光田どちらがたいへんかで言えばアニメかもしれませんが、最近はゲームの曲も長いですし曲数も多いですから、どちらもたいへんですよ(笑)。

――完成した楽曲をさまざまなシーンにあてはめていく作業は、ゲームのディレクターやイベントプランナーが音楽をはめていくのと似ている気もします。

光田そうですね。ただ前々から感じているのですが、ゲーム制作でも、アニメにおける音響監督のような役割が必要ではないかと思っています。僕たち音楽制作者が「このシーンは、音楽がスタートするのはもうちょっと後のほうがいいのでは」とか「盛り上がりのシーンにはこれぐらいの音量感で流したほうがいいのでは」といった指示をするのですが、ゲームはムービーだけでも何十時間もあるものも多いですから、すべては見きれない。ですので、やはり専門の方にお任せしたほうが、確実にゲームのサウンドもクオリティーが上がっていくはずです。アニメのお仕事をしていると、そのあたりがゲームサウンドにおける改善点だと感じています。絶妙なタイミングで音楽を鳴らすことは非常に大事な要素です。楽曲データを受け取ったプログラマーが、とりあえずで音楽をスタートさせる場面を設定するのと、シーンごとに合わせて細かく設定するのとでは、まったく異なりますから。もちろん、そのあたりもこだわって制作されているゲームもたくさんありますが、今後のゲームサウンドが抱えるテーマだと思っています。

1クール目はいよいよクライマックスへ

――『ダンジョン飯』では非常に多くの楽曲を作られましたが、視聴者はまだ全80曲のうち半分ぐらいしか聴けていない状況ですね。

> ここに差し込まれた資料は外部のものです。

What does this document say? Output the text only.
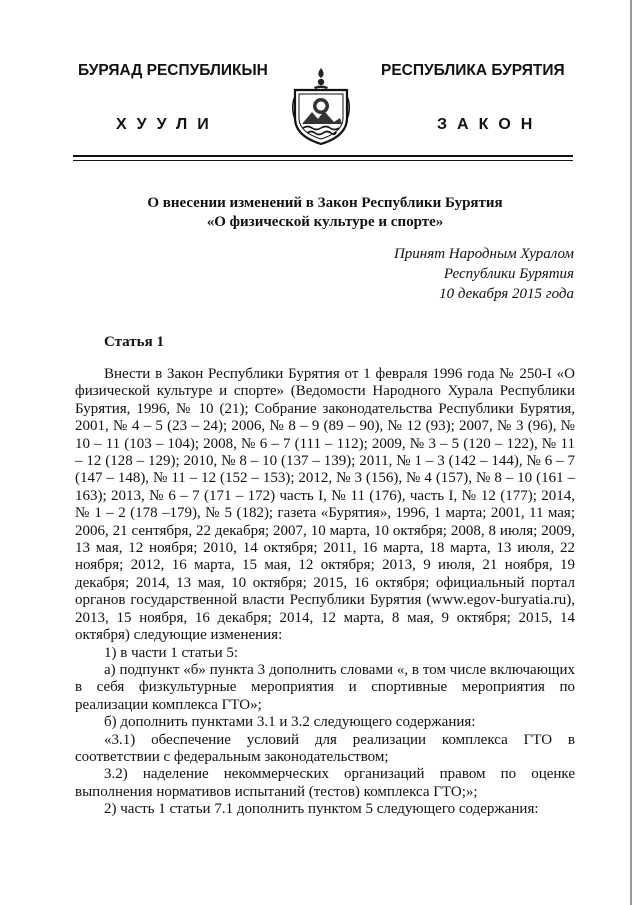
БУРЯАД РЕСПУБЛИКЫН	РЕСПУБЛИКА БУРЯТИЯ
ХУУЛИ	ЗАКОН
О внесении изменений в Закон Республики Бурятия
«О физической культуре и спорте»
Принят Народным Хуралом
Республики Бурятия
10 декабря 2015 года
Статья 1

Внести в Закон Республики Бурятия от 1 февраля 1996 года № 250-I «О физической культуре и спорте» (Ведомости Народного Хурала Республики Бурятия, 1996, № 10 (21); Собрание законодательства Республики Бурятия, 2001, № 4 – 5 (23 – 24); 2006, № 8 – 9 (89 – 90), № 12 (93); 2007, № 3 (96), № 10 – 11 (103 – 104); 2008, № 6 – 7 (111 – 112); 2009, № 3 – 5 (120 – 122), № 11 – 12 (128 – 129); 2010, № 8 – 10 (137 – 139); 2011, № 1 – 3 (142 – 144), № 6 – 7 (147 – 148), № 11 – 12 (152 – 153); 2012, № 3 (156), № 4 (157), № 8 – 10 (161 – 163); 2013, № 6 – 7 (171 – 172) часть I, № 11 (176), часть I, № 12 (177); 2014, № 1 – 2 (178 –179), № 5 (182); газета «Бурятия», 1996, 1 марта; 2001, 11 мая; 2006, 21 сентября, 22 декабря; 2007, 10 марта, 10 октября; 2008, 8 июля; 2009, 13 мая, 12 ноября; 2010, 14 октября; 2011, 16 марта, 18 марта, 13 июля, 22 ноября; 2012, 16 марта, 15 мая, 12 октября; 2013, 9 июля, 21 ноября, 19 декабря; 2014, 13 мая, 10 октября; 2015, 16 октября; официальный портал органов государственной власти Республики Бурятия (www.egov-buryatia.ru), 2013, 15 ноября, 16 декабря; 2014, 12 марта, 8 мая, 9 октября; 2015, 14 октября) следующие изменения:

1) в части 1 статьи 5:

а) подпункт «б» пункта 3 дополнить словами «, в том числе включающих в себя физкультурные мероприятия и спортивные мероприятия по реализации комплекса ГТО»;

б) дополнить пунктами 3.1 и 3.2 следующего содержания:

«3.1) обеспечение условий для реализации комплекса ГТО в соответствии с федеральным законодательством;

3.2) наделение некоммерческих организаций правом по оценке выполнения нормативов испытаний (тестов) комплекса ГТО;»;

2) часть 1 статьи 7.1 дополнить пунктом 5 следующего содержания:
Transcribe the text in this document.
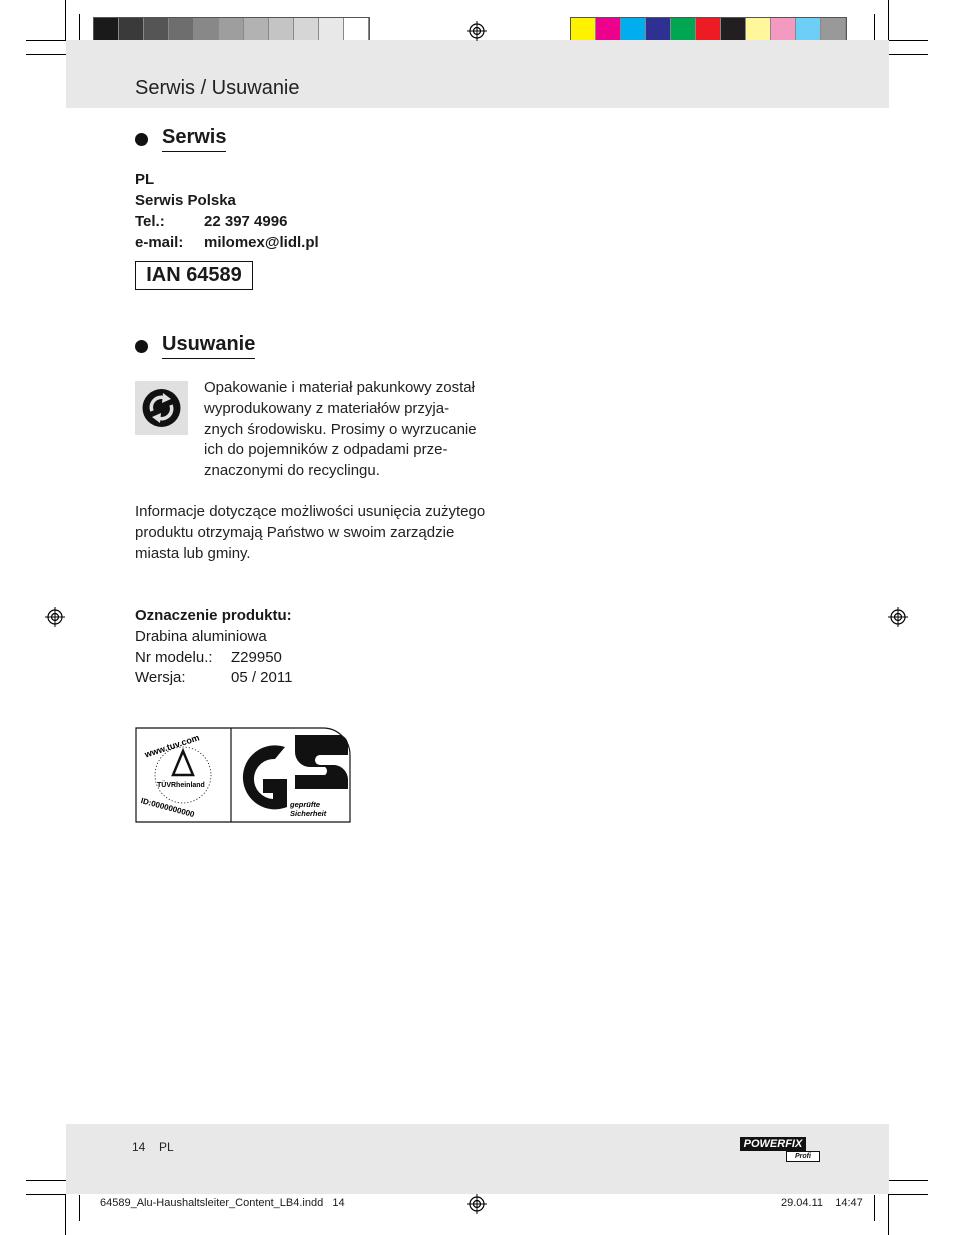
Serwis / Usuwanie
Serwis
PL
Serwis Polska
Tel.:	22 397 4996
e-mail: milomex@lidl.pl
IAN 64589
Usuwanie
Opakowanie i materiał pakunkowy został
wyprodukowany z materiałów przyja-
znych środowisku. Prosimy o wyrzucanie
ich do pojemników z odpadami prze-
znaczonymi do recyclingu.
Informacje dotyczące możliwości usunięcia zużytego
produktu otrzymają Państwo w swoim zarządzie
miasta lub gminy.
Oznaczenie produktu:
Drabina aluminiowa
Nr modelu.: Z29950
Wersja:	05 / 2011
www.tuv.com
TÜVRheinland
ID:0000000000	geprüfte
Sicherheit
14 PL	POWERFIX
Profi
64589_Alu-Haushaltsleiter_Content_LB4.indd   14	29.04.11    14:47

光田半分も使われていないかな。僕は先んじて18話まで観ましたが、そのあたりでやっと3分の2ぐらいでしたね。まだ使われていない曲も何曲かあるので、おそらく最後のほうのシーンのために取っておいているのではないでしょうか(笑)。

――最終話でどこまで描かれるのか気になりますね。

光田僕もそのあたりの詳細な情報は仕入れていないので、楽しみにしているんですよ。すでに原作は14巻で完結しているので、ここまできたら最後まで作りたいですね。

――終盤の13巻14巻を読んで、すでにいろいろな曲が頭の中では鳴っていたのでしょうか?

光田そんな感じですね(笑)。

――その曲を映像で楽しめる日がくるのを楽しみにしています。

光田ご支持をいただければ、続きを作れる機会がありそうですよね。

――毎週木曜日の夜はXのトレンドに“ダンジョン飯”が上がりますから。

光田相当な方が観てくださっているんでしょうね。これまでのお話もおもしろいのですが、これからさらにおもしろくなるので、もっと注目してもらえるとうれしいです。

――まだ、料理をするだけのアニメだと思っている方もいるかもしれませんから。

光田たしかに僕もマンガを読んだときは4巻ぐらいまで、ご飯を作って食べる展開がこのまま続くのかと思っていました(笑)。ただ、そこから一気におもしろくなるし、しかもその序盤の内容が後半にすごく生きてきて、そこからの盛り上がりがすごい。アニメのほうも、ストーリーも曲もこれからどんどん盛り上がっていきますので、ぜひ楽しみにしていただきたいです。